You are facing a challenge. But there are ways to succeed. We know because we have helped hundreds of people in similar situations.
The first thing that we can do is provide some hope. You likely have more skills than you think. You probably don’t realize that you have the general abilities that many employers seek.
We can help you figure out how to position yourself effectively. We can help you reenter the work world.
How? Consider the following: due to The Great Recession and other work world changing paradigms, the straight-line, no gaps on the resume, candidate does not exist in anywhere near the percentages it once did. Indeed, the majority of those age 35 and above have had at least one event that created a work disruption, often of significant length.
Why does The Great Recession work in your advantage? Two reasons: (1) You are likely overestimating your competition.

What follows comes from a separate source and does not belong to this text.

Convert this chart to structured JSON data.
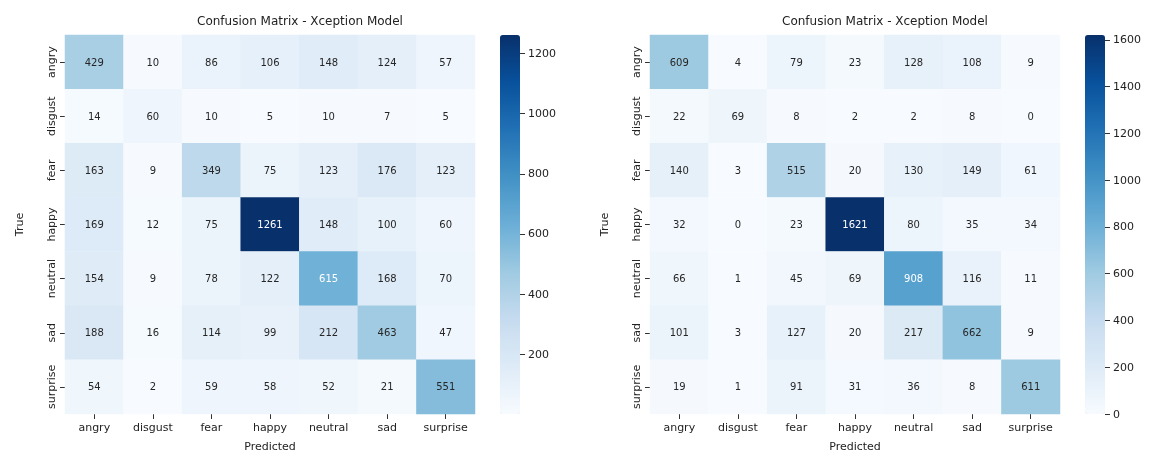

You might think that “everyone” has been working continually while you were out of the work force. This is no longer true. (2) The person that reviews your resume and/or interviews you is likely to be more sympathetic to you because either she has been in the same situation and/or she knows some good friend and good people in the same situation.
We recently engaged in a successful career counseling case with a “return to work outside the house” housewife from Madison, Connecticut. Having stayed home for 17 years to raise her three children, she was both lost regarding what she wanted to do and intimidated by all that she thought she could not do. We guided her through a process that helped explain her skill set, some based on pre-motherhood, some based on volunteer work, and some based on what she did well, even though she had not been paid to develop such skills. We helped her create a resume, network, and apply to a variety of jobs. Some fit. Some did not. But, all she needed was one job. And, she found it, an office administrator job at a small but growing company run by young entrepreneurs in New Haven, one of whom said: “we need a mom around here to take care of us!”